Clinical and genetic characterization of an autosomal dominant nephropathy Academic Article uri icon


  • Autosomal dominant familial nephropathies with adult onset, no macroscopic cysts, and progressive deterioration include medullary cystic disease (ADMCKD) as well as other less specific entities. We studied a kindred of Jewish ancestry in which 15 members (both male and female) have suffered from chronic renal failure. The first evidence of renal involvement was observed between 18 and 38 years. It included hypertension followed by progressive renal insufficiency. No polyuria, anemia, gout, hema-turia, nor proteinuria were seen.
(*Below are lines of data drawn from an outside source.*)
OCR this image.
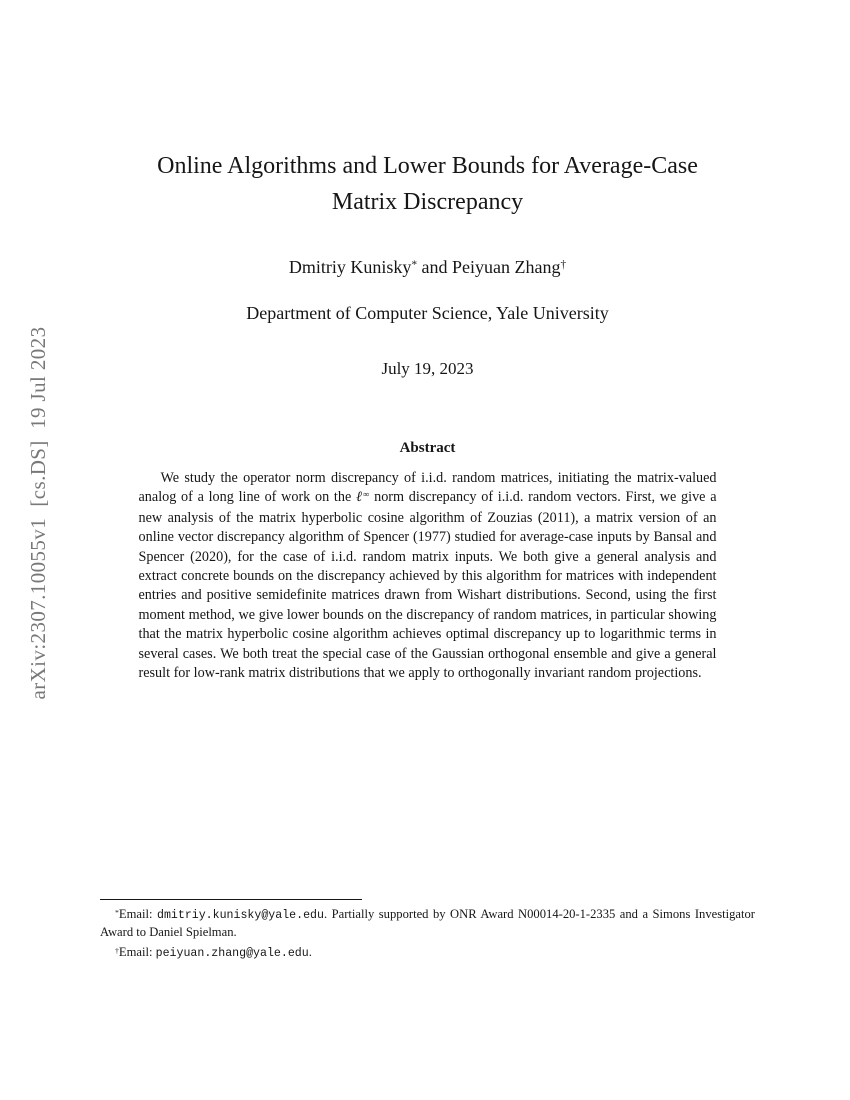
arXiv:2307.10055v1  [cs.DS]  19 Jul 2023
Online Algorithms and Lower Bounds for Average-Case
Matrix Discrepancy
Dmitriy Kunisky* and Peiyuan Zhang†
Department of Computer Science, Yale University
July 19, 2023
Abstract

We study the operator norm discrepancy of i.i.d. random matrices, initiating the matrix-valued analog of a long line of work on the ℓ∞ norm discrepancy of i.i.d. random vectors. First, we give a new analysis of the matrix hyperbolic cosine algorithm of Zouzias (2011), a matrix version of an online vector discrepancy algorithm of Spencer (1977) studied for average-case inputs by Bansal and Spencer (2020), for the case of i.i.d. random matrix inputs. We both give a general analysis and extract concrete bounds on the discrepancy achieved by this algorithm for matrices with independent entries and positive semidefinite matrices drawn from Wishart distributions. Second, using the first moment method, we give lower bounds on the discrepancy of random matrices, in particular showing that the matrix hyperbolic cosine algorithm achieves optimal discrepancy up to logarithmic terms in several cases. We both treat the special case of the Gaussian orthogonal ensemble and give a general result for low-rank matrix distributions that we apply to orthogonally invariant random projections.

*Email: dmitriy.kunisky@yale.edu. Partially supported by ONR Award N00014-20-1-2335 and a Simons Investigator Award to Daniel Spielman.

†Email: peiyuan.zhang@yale.edu.
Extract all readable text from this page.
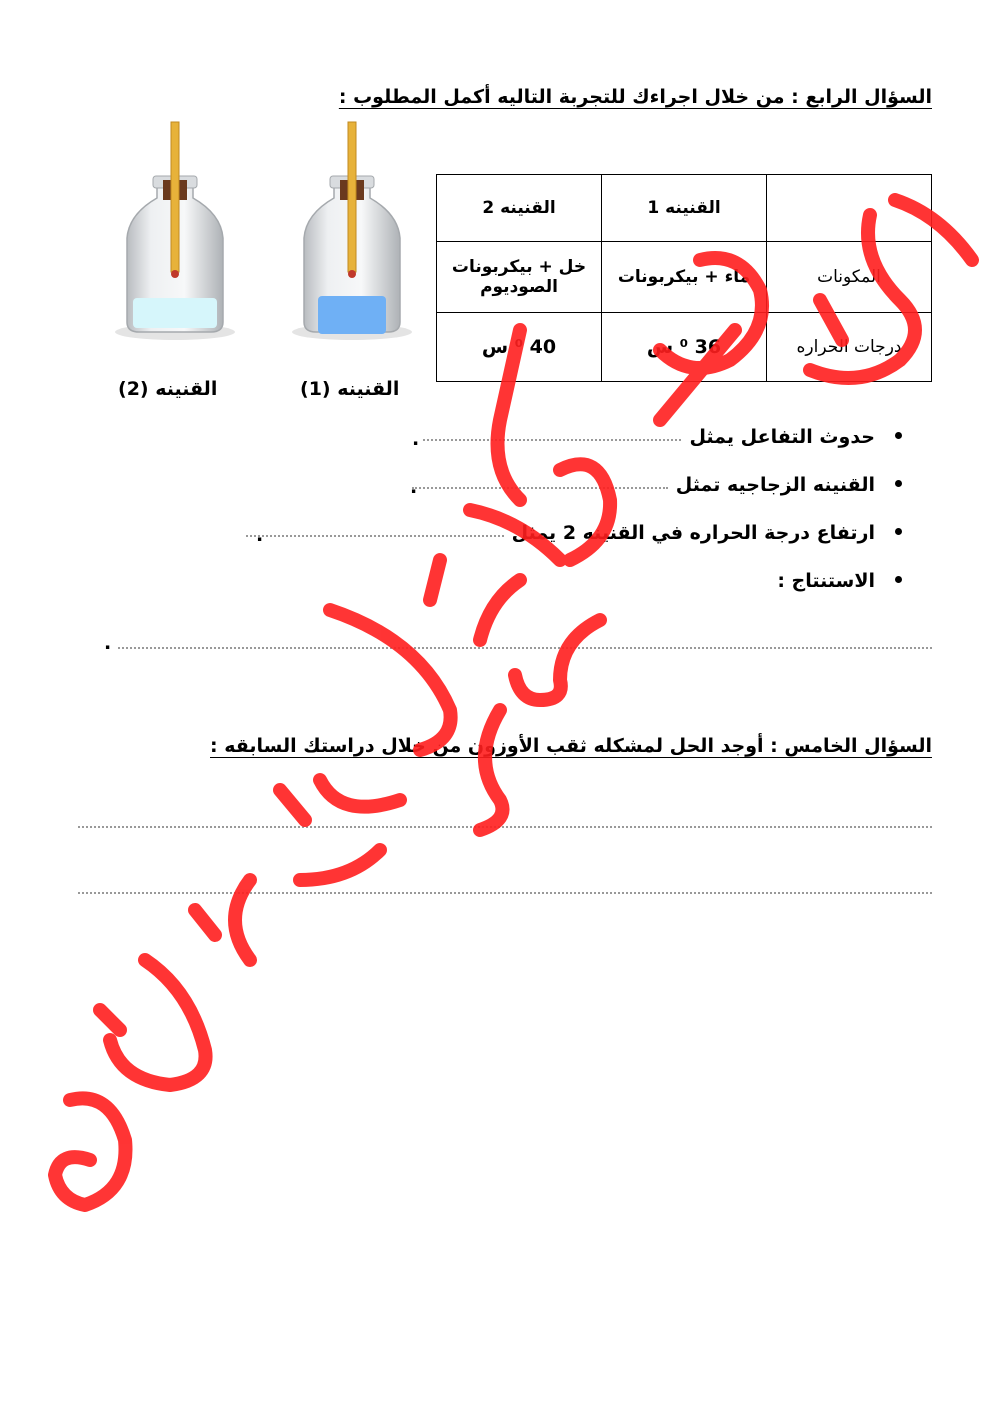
السؤال الرابع : من خلال اجراءك للتجربة التاليه أكمل المطلوب :
	القنينه 1	القنينه 2
المكونات	ماء + بيكربونات	خل + بيكربونات الصوديوم
درجات الحراره	36 ⁰ س	40 ⁰ س
القنينه (2)	القنينه (1)
حدوث التفاعل يمثل
.
القنينه الزجاجيه تمثل
.
ارتفاع درجة الحراره في القنينه 2 يمثل
.
الاستنتاج :
.
السؤال الخامس : أوجد الحل لمشكله ثقب الأوزون من خلال دراستك السابقه :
An average of 4.5 years elapsed from diagnosis to end-stage renal disease. Renal pathology at early stages of the disease showed extensive tubulointerstitial fibrosis and global glomerulosclerosis. Linkage analysis was performed at the two known loci of ADMCKD, on Chromosomes 1 and 16. Linkage to the chromosome 16 locus was excluded. However, linkage to the chromosome 1q21 locus of ADMCKD was established with a maximum two-point LOD score of 3.82 to D1S394. The disease interval could be narrowed to about 9 cM/7.4 Mb between D1S1156 and D1S2635. Multiple-point linkage analysis revealed a maximum LOD of 4.21, with a broad peak from markers D1S2858 and D1S2624. This report establishes linkage between a familial nephropathy characterized by hypertension and progressive renal failure to the locus described for ADMCKD, a disease classically associated with macroscopic corticomedullary cysts, salt-losing tubulointerstitial nephropathy, and anemia. This finding broadens the clinical spectrum of ADMCKD positioned on chromosome 1q21 locus. © 2001 Wiley-Liss. Inc.